Primary Familial Brain Calcification With Known Gene MutationsA Systematic Review and Challenges of Phenotypic Characterization

Author Affiliations
  • 1Institute of Neurogenetics, University of Lübeck, Lübeck, Germany
  • 2Graduate School for Computing in Medicine and Life Science, University of Lübeck, Lübeck, Germany
  • 3Department of Psychiatry, University of Lübeck, Lübeck, Germany
JAMA Neurol. 2015;72(4):460-467. doi:10.1001/jamaneurol.2014.3889
Abstract

Importance  In the past 2 years, 3 genes (SLC20A2, PDGFRB, and PDGFB) were identified as causative of primary familial brain calcification (PFBC), enabling genotype-specific phenotyping.

Objectives  To provide a systematic literature review on the neuroimaging and clinical phenotype of genetically confirmed PFBC and summarize known pathophysiological mechanisms, to improve and harmonize future phenotype description and reporting by addressing data gaps, and to develop uniform definitions for clinical characterization.

Evidence Review  We systematically searched the MEDLINE database among articles published from January 1, 2012, through May 31, 2014, for the 3 genes and selected 25 articles from all records (n = 75) and from sources cited in the reference lists. Only genetically confirmed cases with individual clinical information were included, leaving 15 reports.
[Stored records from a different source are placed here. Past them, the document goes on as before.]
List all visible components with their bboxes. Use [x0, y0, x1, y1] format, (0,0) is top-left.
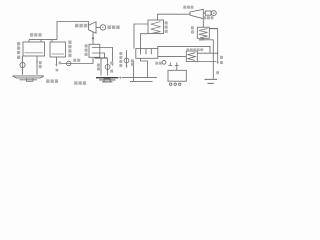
label drain2 vertical: [39, 61, 42, 64]
steam turbine left: [89, 22, 97, 33]
arrow vb: [217, 62, 219, 65]
right turbine: [190, 9, 203, 18]
preheater box: [186, 51, 197, 62]
arrow drain box2: [55, 64, 57, 67]
wire cooling mid: [92, 53, 105, 58]
label 发电机 left: [108, 25, 111, 29]
wire tower drain 1: [133, 61, 135, 82]
arrow channel: [119, 77, 122, 79]
wire steam header: [29, 39, 57, 41]
shaft right: [203, 12, 205, 14]
wire to well: [212, 40, 214, 79]
preheater coil: [188, 53, 195, 61]
generator left circle: [100, 25, 105, 30]
flash vessel box 2: [50, 42, 66, 57]
label 扩容器: [30, 33, 33, 36]
label right of box2 vertical: [68, 41, 71, 44]
label evaporator vertical: [165, 21, 168, 24]
arrow on drain 2: [36, 62, 38, 65]
label right generator: [203, 16, 206, 19]
fin 1: [140, 49, 142, 55]
label right of vb 1: [220, 56, 223, 59]
label mid pump vertical: [119, 52, 122, 55]
well bar 1: [205, 78, 218, 80]
wire condensate drain 1: [100, 58, 102, 76]
water level line box1: [25, 52, 44, 54]
fin 3: [150, 49, 152, 55]
wire drain box2: [56, 57, 58, 65]
text labels as blobs: [17, 6, 223, 85]
label right of mid pump: [131, 59, 134, 62]
label right of pump2: [110, 62, 113, 65]
wire condenser bottom drain: [199, 38, 203, 40]
evaporator box: [148, 20, 164, 34]
wire drain left with pump: [22, 56, 24, 75]
wire water pipe mid: [158, 55, 186, 57]
circle a: [170, 83, 172, 85]
wire nozzle 1: [28, 40, 30, 42]
cooling tower box: [136, 49, 158, 59]
wire vb down: [217, 29, 219, 63]
label 回灌井 left pond: [46, 79, 49, 83]
wire condenser top out: [209, 28, 217, 30]
pump mid: [124, 58, 129, 63]
wire nozzle 3: [51, 40, 53, 42]
label 回灌井 center pond: [74, 81, 77, 85]
bottom right box: [168, 70, 186, 81]
label right of well: [216, 71, 219, 74]
wire right turbine exhaust: [202, 19, 204, 28]
label right of vb 2: [220, 61, 223, 64]
arrow exhaust: [92, 38, 95, 41]
wire cooling out top: [92, 48, 113, 65]
label text row preheater: [186, 48, 189, 51]
wire drain 2: [36, 56, 38, 75]
tee symbol 1: [168, 63, 172, 66]
shaft: [96, 27, 100, 29]
label between drains vertical: [97, 64, 100, 67]
wire water pipe lower: [197, 61, 216, 63]
wire vapor pipe to right turbine: [158, 14, 191, 20]
arrow pump mid: [125, 66, 127, 69]
tee symbol 2: [175, 63, 179, 66]
manifold bottom: [95, 57, 108, 59]
label right condenser vertical: [191, 26, 194, 29]
label near drain3: [59, 62, 62, 65]
wire turbine exhaust: [92, 32, 94, 44]
pump P1: [20, 62, 25, 67]
water level line box2: [52, 53, 65, 55]
wire channel lower: [130, 80, 153, 82]
wire steam riser: [57, 22, 89, 40]
wire into bottom box: [176, 66, 178, 71]
right condenser coil: [199, 29, 208, 38]
right condenser box: [197, 27, 209, 38]
pump cooling supply: [67, 61, 71, 65]
flash vessel box 1: [23, 42, 45, 56]
wire hot water pipe upper: [158, 46, 210, 53]
fin 2: [145, 49, 147, 55]
label right turbine: [183, 6, 186, 9]
evaporator coil: [151, 22, 161, 34]
wire tower drain 2: [141, 58, 148, 77]
label condenser vertical: [85, 44, 88, 47]
wire channel upper: [122, 77, 158, 79]
condenser box: [89, 44, 100, 57]
generator right: [211, 11, 216, 16]
label cooling pump: [73, 59, 76, 62]
wire condensate drain 2 with pump: [107, 58, 109, 76]
wire pump riser mid: [126, 50, 128, 66]
label 汽轮机 left: [75, 24, 78, 28]
wire nozzle 2: [40, 40, 42, 42]
reinjection pond left: [13, 76, 45, 81]
wire cooling supply: [60, 58, 94, 64]
pump group small circle: [162, 60, 166, 64]
circle c: [179, 83, 181, 85]
label left vertical: [17, 42, 20, 45]
gearbox: [205, 11, 211, 15]
circle b: [174, 83, 176, 85]
label pump group: [155, 62, 158, 65]
pump condensate: [105, 65, 110, 70]
wire evap feed bottom: [141, 34, 149, 49]
well bar 2: [208, 82, 214, 84]
reinjection pond center: [96, 78, 118, 82]
arrow cooling out: [111, 64, 113, 67]
wire water pipe right: [197, 52, 218, 54]
wire evap feed top: [134, 24, 148, 49]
Predefined categories for data extraction were different neurologic and psychiatric symptoms, imaging results, and age at onset (AAO). We also assessed availability of information to estimate possible bias.
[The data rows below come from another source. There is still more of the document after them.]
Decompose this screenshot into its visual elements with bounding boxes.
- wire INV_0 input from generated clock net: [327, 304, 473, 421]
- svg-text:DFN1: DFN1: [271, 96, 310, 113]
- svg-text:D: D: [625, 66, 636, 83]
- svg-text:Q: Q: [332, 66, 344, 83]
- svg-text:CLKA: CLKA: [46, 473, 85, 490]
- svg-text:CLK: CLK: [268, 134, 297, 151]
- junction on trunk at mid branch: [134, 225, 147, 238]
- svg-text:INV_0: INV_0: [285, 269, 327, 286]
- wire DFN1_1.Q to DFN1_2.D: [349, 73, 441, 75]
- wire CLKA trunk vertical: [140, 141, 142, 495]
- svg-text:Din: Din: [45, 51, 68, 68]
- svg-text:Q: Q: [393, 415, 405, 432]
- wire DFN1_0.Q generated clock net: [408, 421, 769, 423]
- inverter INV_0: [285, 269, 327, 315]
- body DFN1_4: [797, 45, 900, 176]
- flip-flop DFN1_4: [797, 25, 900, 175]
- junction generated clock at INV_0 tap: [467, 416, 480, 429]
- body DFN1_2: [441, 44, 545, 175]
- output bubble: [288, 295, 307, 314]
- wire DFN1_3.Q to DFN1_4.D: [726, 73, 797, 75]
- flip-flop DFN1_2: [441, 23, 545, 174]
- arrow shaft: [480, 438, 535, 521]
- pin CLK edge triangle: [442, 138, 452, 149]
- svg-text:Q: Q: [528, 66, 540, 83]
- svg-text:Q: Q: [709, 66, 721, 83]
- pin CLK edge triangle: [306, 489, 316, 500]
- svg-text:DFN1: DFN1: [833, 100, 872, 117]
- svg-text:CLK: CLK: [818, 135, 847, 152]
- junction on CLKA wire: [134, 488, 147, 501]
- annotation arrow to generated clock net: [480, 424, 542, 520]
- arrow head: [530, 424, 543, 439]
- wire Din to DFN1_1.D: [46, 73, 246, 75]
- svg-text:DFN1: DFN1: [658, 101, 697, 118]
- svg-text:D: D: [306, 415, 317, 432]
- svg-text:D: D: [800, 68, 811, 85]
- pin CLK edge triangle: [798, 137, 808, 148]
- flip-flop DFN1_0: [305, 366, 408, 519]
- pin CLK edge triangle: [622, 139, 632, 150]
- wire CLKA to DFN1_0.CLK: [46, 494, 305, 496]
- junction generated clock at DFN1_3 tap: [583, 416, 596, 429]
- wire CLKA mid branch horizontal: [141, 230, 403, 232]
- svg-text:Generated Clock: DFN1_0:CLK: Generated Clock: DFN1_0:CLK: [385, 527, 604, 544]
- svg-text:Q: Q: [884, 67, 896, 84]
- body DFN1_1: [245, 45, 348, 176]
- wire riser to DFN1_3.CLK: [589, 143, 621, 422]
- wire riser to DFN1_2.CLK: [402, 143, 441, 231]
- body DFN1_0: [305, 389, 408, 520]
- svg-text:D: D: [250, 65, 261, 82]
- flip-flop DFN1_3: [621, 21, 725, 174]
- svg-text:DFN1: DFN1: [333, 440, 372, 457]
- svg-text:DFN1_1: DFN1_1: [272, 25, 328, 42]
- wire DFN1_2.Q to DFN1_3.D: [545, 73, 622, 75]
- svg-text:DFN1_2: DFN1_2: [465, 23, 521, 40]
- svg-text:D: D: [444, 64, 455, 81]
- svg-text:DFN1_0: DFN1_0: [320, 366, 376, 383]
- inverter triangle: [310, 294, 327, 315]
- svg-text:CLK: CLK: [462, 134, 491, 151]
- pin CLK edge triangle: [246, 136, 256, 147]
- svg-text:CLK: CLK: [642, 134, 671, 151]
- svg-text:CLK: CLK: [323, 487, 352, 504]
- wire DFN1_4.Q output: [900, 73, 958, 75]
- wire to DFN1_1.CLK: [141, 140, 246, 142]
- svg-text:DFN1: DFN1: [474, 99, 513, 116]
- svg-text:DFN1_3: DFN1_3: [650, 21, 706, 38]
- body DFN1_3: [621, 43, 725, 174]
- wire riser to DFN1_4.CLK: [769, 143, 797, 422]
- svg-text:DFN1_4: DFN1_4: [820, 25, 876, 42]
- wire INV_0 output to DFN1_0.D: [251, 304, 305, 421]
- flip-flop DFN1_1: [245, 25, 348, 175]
Findings  We included a total of 179 cases, 162 of which belong to 25 families. Availability of information ranged from 96.6% for ethnicity to 24.4% for AAO. All cases had calcifications on comprehensive cranial computed tomography, most frequently located in the basal ganglia (70.6%), subcortical white matter (40.8%), cerebellum (34.1%), or thalamus (28.5%). Mean (SD) AAO was 27.9 (22.3) years, and the AAO was comparable across genes (P = .77). The most frequently described signs were movement disorders, such as parkinsonism (12%) and dystonia (19%). Penetrance of the imaging phenotype was 100% compared with only 61% of the clinical phenotype. We propose a novel definition of disease status by specifying PFBC into genetic, clinical, and imaging phenotypes. Pathophysiological pathways converge on impaired phosphorus homeostasis and integrity of the blood-brain barrier.

Conclusions and Relevance  Especially in rare conditions, meta-analyses are the most suitable tool to extract reliable information on the natural course of a disease. For future analyses, we provide a minimal data set that can be used for systematic clinical and imaging data collection in PFBC and that will also improve informed counseling of patients.